My Mom died last month. Unexpectedly. She went in for a surgery that we were told had a 97% success rate. She never came home. She lived for eight weeks after her surgery and fought a gallant fight but in the end, the infection was too destructive.

Once again, I have been stunned and devastated by death. But this time my Mom is not here to help me. This time she is not here to hold me as I cry.   She is not here this time to say “Get up Staci, dust yourself off, keep going”, something she always told me when life was unfair.

Watching my Mom go through what she did the final four weeks of her life was horrible. The infection that invaded her body destroyed her organs one by one. For weeks it was one step forward, two steps back. There were days where it looked like she might prevail over the nasty infection but after four weeks, the doctors told us we had to make a difficult decision. We knew what my Mom would choose if she was able. It was time to stop. As my Dad told the Dr what our decision was I looked out her hospital window. There were two hawks circling outside. I knew immediately one of them was Gordie. It took me a few seconds before I realized the other must be my beloved Grandfather, my Mom’s Dad. The timing of their appearance was not lost on me. They were giving me a sign that it was time to let my Mom find peace.   It was time to let her join them.
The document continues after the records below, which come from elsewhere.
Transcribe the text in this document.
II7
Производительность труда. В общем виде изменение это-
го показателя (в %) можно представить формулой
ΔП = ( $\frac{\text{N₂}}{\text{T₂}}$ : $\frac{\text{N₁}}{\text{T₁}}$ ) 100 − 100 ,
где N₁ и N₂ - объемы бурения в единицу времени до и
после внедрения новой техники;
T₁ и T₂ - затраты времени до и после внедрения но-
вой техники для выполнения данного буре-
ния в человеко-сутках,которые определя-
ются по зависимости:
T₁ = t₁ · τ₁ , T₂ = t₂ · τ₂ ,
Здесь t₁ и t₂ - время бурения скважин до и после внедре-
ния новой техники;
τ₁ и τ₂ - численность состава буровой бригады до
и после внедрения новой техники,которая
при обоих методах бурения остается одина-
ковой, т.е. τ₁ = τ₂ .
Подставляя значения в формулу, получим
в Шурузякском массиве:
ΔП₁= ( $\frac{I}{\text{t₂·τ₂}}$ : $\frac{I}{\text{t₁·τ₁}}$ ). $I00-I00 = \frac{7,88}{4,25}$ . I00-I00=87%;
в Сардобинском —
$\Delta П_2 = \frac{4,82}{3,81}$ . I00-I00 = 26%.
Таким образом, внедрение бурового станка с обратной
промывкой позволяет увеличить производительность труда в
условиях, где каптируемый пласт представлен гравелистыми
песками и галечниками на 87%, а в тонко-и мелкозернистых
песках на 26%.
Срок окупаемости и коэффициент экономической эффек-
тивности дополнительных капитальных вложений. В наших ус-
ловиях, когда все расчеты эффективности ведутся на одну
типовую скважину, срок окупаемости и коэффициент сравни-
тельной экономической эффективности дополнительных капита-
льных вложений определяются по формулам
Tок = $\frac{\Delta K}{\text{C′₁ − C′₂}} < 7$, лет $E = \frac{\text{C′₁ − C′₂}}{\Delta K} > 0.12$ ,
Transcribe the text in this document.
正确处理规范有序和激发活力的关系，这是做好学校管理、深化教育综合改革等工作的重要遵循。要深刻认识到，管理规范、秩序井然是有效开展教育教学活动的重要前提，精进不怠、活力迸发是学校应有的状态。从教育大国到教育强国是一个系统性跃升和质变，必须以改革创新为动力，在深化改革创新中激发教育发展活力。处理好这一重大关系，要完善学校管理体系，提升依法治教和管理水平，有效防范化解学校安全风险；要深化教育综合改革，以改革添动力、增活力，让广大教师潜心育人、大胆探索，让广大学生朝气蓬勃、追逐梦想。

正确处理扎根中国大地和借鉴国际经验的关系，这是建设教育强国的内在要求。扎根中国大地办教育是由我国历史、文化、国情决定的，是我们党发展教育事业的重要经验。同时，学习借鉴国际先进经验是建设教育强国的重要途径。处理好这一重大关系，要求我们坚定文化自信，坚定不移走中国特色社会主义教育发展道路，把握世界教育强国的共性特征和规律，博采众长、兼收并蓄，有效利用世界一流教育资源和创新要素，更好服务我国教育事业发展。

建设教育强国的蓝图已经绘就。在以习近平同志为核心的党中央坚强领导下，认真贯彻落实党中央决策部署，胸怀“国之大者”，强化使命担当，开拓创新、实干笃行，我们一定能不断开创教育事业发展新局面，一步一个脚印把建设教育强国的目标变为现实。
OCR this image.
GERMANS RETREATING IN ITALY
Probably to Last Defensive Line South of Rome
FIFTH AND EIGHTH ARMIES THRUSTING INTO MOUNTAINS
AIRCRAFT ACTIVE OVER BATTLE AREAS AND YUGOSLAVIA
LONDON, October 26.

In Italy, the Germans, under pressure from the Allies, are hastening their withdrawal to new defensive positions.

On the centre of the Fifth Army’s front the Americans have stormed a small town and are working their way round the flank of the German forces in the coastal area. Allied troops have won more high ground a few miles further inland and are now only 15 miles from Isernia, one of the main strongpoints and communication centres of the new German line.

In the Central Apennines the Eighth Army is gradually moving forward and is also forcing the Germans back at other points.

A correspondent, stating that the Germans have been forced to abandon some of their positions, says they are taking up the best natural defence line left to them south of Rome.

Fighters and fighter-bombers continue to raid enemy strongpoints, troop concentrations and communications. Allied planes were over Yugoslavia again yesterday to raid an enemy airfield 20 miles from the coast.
Two days later, my Mom died at the hospital in the middle of the night. My Dad and I had gone home to get some sleep because we had been there for weeks and we were told death could take days. I was so close to driving back to the hospital that night but I chose not to for two reasons. First, I was concerned about leaving my sons by themselves over night. Second, I was so bone tired that I was afraid I would crash my car on the way to the hospital. I went to bed and cried because I knew that if Gordie were alive, he would have driven me to the hospital and then gone back home to stay with the boys.

The hospital called me shortly after 12am. They could not reach my Dad. When I asked if my Mom was alone when she died, the Nurse told me that she had been in the room. That made me feel about 1% better. I hung up the phone and tried to call my Dad. No answer. I tried my brother. No answer. I tried my boyfriend. No answer. I sat in my dark bedroom with my phone in my hand. I looked at the space next to me. My youngest son was lying there sleeping. He had started sleeping with me after it became clear that my Mom would likely not ever come home. I lied back on my pillows and whispered “Gordie…my Mom died and I am all alone.” Then I cried.

The night my Mom died was a bitter reminder that I am alone. I did not have a husband to take care of our kids so that I could sit with my Mom as she died. I did not have a husband who could drive me to the hospital when I could barely see straight. I did not have a husband to hold me after I got the call from the hospital. I did not have a husband to help tell our kids the next morning that the Grandmother they adored was gone. I have come so far in my grief over my husband but my Mom’s passing has shot me right back to feeling completely alone.   I missed my Mom and Gordie so much at that moment that I felt like my heart would break wide open.

And I am angry again. Angry that I have now been hit with two devastating and unexpected deaths. I am angry that my Mom’s life was taken after a surgery that was supposed to make it better. I am angry that she had to suffer so much in the last weeks of her life. I am angry that my Dad was robbed of more years with her. My parents were best friends, they had an incredible marriage, it deserved to endure longer. I am angry that my children have experienced a second devastating loss. I am angry that my sons are grieving again. I am angry when my sons say “I miss Grandma.” I am angry that I no longer have a Mom on this earth.

I think my Mom knew I would be angry. She was very aware of the anger that I still carry after the loss of my husband over seven years ago. So, I am certain she paid me a visit the night she died.

After the call from the hospital, I was unable to sleep but at around 4am, I finally fell asleep and had a dream. In my dream, my Mom had died but she showed up at my house and walked in. She went to my kitchen and started making pancakes. I followed her and asked, “Mom are you mad you died?”. She looked at me and shook her head “No, Staci, I am not.” Then I asked, “Mom are you mad that you had the surgery?”. She turned from the pancakes, looked at me, smiled and said “yes, I am a little pissed about that.” And then, I woke up.

I believe my Mom visited me that morning on her way to heaven to reassure me that she was OK with going to heaven. I think it was her way of trying to help quiet the anger with which she knew I would be struggling.

Last week, I had our Nanny buy me a new pair of running shoes. As I start my second run through grief, I figured I might need a fresh pair.

Get up Staci, dust yourself off, keep going,” I can hear my Mom saying.

I am trying Mom. It’s just hard this time because you are not here to help me get up. But I will. I promise.

I love you Mom. I will miss your everyday for the rest of my life. Say hi to Gordie for me.